Une autre expérience nous permit de mieux toucher du doigt les enjeux européens les plus concrets et de mettre en œuvre notre stratégie de rassemblement de forces progressistes et d’acteurs sociaux pour « changer l’Europe ». À partir de juillet 1999, l’opportunité s’offre à nous de présider, au parlement européen, un groupe sensiblement élargi à des élus de sensibilités progressistes fort diverses : la « Gauche unitaire européenne-Gauche verte nordique ». Cette responsabilité me fut confiée, comme « ancien » de ce groupe. Je me suis efforcé, tout à la fois, de respecter les positions propres à chaque composante du groupe et de faire valider le plus largement possible, par le débat et au travers d’initiatives multiples, une identité politique collective que j’appellerais, faute de mieux, « pro-européenne critique ». C’était, à mes yeux, une façon offensive de ne pas laisser aux partisans de l’Union européenne « officielle » le monopole d’une belle idée, sans leur faire la moindre concession sur ce qui nous oppose dans nos visions respectives et les politiques qui en résultent. Cette stratégie supposait que nous soyons investis avec rigueur et constance, tant dans les institutions européennes que « sur le terrain », à toutes les échelles. Nombre de communistes ont ainsi intégré la dimension du travail parlementaire européen dans leurs initiatives, au même titre qu’ils le faisaient déjà avec les travaux de nos élus nationaux.

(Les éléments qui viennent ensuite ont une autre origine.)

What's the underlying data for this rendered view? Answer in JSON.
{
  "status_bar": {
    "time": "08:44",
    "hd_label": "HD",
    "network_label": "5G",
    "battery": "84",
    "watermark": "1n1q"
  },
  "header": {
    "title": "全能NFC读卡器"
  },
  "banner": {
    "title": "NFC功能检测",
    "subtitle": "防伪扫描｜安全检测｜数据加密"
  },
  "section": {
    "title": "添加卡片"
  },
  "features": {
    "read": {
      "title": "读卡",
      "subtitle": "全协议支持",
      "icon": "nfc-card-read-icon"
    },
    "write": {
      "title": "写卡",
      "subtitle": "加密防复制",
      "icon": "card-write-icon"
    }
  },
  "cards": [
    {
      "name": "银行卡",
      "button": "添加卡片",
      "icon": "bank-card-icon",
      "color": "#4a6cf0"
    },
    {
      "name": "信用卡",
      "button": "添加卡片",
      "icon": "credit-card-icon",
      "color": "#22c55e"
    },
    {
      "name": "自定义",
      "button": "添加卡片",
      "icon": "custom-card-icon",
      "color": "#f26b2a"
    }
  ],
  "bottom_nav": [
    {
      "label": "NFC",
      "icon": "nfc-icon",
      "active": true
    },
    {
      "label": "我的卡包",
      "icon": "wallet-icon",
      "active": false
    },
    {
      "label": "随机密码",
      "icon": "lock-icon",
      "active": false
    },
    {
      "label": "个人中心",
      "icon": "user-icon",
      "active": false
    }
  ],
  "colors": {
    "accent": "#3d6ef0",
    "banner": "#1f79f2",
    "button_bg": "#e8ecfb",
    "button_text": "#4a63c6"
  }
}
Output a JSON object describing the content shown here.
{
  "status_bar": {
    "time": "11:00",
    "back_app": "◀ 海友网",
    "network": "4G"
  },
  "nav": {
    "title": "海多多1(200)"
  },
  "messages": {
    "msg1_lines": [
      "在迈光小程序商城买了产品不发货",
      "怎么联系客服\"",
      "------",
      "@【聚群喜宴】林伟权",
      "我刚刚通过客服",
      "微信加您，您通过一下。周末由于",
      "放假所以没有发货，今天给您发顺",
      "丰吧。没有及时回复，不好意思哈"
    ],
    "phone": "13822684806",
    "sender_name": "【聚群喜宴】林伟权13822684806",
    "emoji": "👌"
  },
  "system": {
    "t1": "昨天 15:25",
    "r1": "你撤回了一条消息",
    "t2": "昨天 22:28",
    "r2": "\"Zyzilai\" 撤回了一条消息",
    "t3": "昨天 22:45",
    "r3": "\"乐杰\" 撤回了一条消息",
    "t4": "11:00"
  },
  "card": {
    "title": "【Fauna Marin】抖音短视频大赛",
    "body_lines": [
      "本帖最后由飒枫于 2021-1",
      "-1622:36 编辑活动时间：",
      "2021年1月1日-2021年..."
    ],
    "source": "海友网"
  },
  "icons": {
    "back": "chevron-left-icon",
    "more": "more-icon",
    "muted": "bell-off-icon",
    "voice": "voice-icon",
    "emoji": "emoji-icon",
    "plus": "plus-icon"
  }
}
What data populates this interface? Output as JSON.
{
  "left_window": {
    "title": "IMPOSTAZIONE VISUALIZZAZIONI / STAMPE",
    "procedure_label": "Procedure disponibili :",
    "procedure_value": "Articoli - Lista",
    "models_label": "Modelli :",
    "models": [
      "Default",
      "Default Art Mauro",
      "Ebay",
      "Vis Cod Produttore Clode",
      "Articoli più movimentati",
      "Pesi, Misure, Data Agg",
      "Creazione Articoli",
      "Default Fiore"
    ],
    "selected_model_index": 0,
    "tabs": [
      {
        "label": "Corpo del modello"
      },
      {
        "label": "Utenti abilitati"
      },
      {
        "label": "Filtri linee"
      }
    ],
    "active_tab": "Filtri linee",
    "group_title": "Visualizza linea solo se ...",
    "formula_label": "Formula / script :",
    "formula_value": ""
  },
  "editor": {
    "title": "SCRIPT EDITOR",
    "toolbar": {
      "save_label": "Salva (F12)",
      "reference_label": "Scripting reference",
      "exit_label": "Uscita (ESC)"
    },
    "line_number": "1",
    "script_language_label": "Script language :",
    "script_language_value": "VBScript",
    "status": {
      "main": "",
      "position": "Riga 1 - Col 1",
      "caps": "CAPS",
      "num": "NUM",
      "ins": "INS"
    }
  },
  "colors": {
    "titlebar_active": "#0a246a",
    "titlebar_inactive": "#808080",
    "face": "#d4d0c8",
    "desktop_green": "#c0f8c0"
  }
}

Cette riche expérience a, je crois, contribué à faire progresser dans le PCF une conception et une pratique de type « alter-européen », dont l’illustration la plus aboutie fut l’extraordinaire campagne menée face au projet de traité constitutionnel européen de mai 2005 : pour le « non à l’Europe libérale » et le « oui à l’Europe sociale ». Engagée dès septembre 2004 par le PCF, qui en restera le fer de lance aux côtés d’autres forces de gauche, cette campagne – qui s’est avérée un modèle de démocratie citoyenne – fit appel à la réflexion, à l’intelligence, à la créativité politique et à la recherche de convergences progressistes, non seulement en France mais dans les pays voisins. Bref, tout le contraire d’une propagande démagogique misant sur des réflexes primaires. Cette expérience reste, pour moi, une référence.

Francis Wurtz est député honoraire au parlement européen et ancien responsable de la politique extérieure du PCF.

Propos recueillis par Pierre Crépel.